SOUS LE SOLEIL DE SATAN de George BERNANOS 1926
Mouchette , jeune et jolie fille tombe amoureuse d'un marquis. Mais quand elle tombe enceinte , il la repousse . Prise de folie , Mouchette le tue .Perdue elle se réfugie auprès du curé de son église. Il la prendra sous son aile ....mais lui même tourmenté se bat contre ses démons et il va le rencontrer.
"Il voyait de ses yeux de chair ce qui reste caché au plus pénétrant...une conscience humaine"

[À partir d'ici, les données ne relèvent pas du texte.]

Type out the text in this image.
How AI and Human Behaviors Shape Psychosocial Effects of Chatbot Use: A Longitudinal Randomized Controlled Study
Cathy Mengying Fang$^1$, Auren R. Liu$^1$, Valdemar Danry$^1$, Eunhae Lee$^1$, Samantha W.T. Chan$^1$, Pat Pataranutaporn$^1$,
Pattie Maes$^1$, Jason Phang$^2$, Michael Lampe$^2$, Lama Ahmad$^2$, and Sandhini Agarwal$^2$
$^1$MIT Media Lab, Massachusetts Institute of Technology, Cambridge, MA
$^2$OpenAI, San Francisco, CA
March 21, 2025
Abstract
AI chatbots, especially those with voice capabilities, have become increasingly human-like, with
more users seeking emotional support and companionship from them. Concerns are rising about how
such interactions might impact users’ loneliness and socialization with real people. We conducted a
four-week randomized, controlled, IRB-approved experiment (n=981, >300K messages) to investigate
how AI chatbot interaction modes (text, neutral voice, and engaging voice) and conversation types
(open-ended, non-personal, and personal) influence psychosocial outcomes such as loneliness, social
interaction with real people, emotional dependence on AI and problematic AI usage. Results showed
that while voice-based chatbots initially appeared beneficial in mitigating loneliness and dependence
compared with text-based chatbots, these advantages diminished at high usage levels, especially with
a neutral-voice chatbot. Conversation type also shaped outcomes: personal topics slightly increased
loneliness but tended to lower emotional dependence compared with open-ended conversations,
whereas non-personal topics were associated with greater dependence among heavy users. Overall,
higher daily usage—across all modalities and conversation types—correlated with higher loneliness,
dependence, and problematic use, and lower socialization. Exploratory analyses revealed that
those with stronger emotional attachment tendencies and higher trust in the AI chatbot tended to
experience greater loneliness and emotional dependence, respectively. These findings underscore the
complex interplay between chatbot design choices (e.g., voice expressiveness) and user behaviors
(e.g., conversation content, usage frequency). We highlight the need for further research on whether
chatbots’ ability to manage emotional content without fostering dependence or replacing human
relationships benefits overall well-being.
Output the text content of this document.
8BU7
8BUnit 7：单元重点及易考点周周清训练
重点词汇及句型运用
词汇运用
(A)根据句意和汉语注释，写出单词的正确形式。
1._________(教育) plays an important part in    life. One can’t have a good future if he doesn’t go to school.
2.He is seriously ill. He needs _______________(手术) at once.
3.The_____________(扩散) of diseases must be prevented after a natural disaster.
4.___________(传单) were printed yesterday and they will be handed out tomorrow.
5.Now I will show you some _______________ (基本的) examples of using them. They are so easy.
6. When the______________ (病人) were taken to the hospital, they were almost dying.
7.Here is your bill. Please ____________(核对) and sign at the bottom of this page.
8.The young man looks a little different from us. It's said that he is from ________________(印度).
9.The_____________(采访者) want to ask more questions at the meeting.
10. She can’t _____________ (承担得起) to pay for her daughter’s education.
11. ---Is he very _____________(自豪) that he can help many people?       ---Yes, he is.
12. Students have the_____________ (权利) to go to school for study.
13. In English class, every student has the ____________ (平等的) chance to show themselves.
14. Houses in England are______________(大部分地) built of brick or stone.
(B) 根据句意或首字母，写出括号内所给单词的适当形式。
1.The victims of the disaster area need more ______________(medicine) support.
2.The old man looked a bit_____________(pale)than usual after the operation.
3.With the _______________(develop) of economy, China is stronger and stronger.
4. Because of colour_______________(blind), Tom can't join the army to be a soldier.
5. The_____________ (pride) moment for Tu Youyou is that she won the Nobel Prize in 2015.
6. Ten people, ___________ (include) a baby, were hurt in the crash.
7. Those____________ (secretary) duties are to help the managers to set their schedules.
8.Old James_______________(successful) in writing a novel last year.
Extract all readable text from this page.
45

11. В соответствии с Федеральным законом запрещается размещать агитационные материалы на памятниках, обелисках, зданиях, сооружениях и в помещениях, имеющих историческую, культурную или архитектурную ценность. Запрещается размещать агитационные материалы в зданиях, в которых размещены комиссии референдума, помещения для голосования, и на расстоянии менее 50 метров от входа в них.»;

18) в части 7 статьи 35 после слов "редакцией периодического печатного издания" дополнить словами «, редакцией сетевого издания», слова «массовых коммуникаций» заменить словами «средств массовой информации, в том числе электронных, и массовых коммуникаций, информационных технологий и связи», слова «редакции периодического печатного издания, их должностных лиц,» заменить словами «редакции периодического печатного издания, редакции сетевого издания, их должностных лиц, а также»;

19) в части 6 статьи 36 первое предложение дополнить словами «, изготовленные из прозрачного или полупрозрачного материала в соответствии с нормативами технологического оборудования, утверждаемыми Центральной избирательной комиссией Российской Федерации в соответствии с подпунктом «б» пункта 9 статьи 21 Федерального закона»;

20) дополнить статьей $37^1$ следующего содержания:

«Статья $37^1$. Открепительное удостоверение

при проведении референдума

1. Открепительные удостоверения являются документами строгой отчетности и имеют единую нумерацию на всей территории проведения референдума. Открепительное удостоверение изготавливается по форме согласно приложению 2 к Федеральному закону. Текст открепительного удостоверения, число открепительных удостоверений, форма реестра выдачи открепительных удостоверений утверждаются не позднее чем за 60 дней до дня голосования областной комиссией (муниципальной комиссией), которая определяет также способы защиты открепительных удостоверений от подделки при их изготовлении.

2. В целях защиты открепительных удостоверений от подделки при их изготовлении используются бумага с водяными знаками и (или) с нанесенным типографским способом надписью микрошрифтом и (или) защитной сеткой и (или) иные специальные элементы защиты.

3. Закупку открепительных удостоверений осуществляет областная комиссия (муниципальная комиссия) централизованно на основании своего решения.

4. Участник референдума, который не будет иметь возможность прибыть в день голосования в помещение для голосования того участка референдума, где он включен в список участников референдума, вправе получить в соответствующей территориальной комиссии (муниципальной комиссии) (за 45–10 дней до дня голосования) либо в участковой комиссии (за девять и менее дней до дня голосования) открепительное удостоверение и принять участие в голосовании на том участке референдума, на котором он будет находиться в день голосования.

"Car il emporta en lui cette chose qu'il ne peut nommer accroupie dans son cœur,son angoisse , Satan ."
"Il traîne au dedans ce fardeau ; il n'ose le jeter, où le jeterait-il ? Dans un autre cœur."
"A parler franc ,je vous quitte peu . Vous me portez dans votre chair obscure,moi dont la lumière fut l'essence-dans le triple recès de vos tripes - moi, Lucifer "
LE DÉSERT DE L'AMOUR de François MAURIAC 1925 : un soir Raymond Courrèges rencontre Maria Cross , dont adolescent ,il était éperdu d'amour... L'auteur nous raconte alors toutes les pensées qui traversent l'esprit de Raymond , sa vie , ses regrets... On est pris dans la tristesse du protagoniste , on soupire , on partage , on étouffe, on attend...
"Ce n'est pas la mort qui nous prend ceux que nous aimons ; elle nous les garde au contraire et les fixe dans leur jeunesse adorable ; la mort est le sel de notre amour..."
"La porte du collège franchie, il entrait dans le secret de la petite route humide qui avait tantôt son odeur de brouillard et tantôt son haleine de froid sec"
"Ah! L'importunité de ces êtres à qui notre cœur ne s'intéresse pas, et qui nous ont choisis, et que nous n'avons pas choisis !_si extérieurs à nous,dont nous ne désirons rien savoir,dont la mort serait aussi indifférente que la vie.. et pourtant ce sont ceux-là qui remplissent notre existence"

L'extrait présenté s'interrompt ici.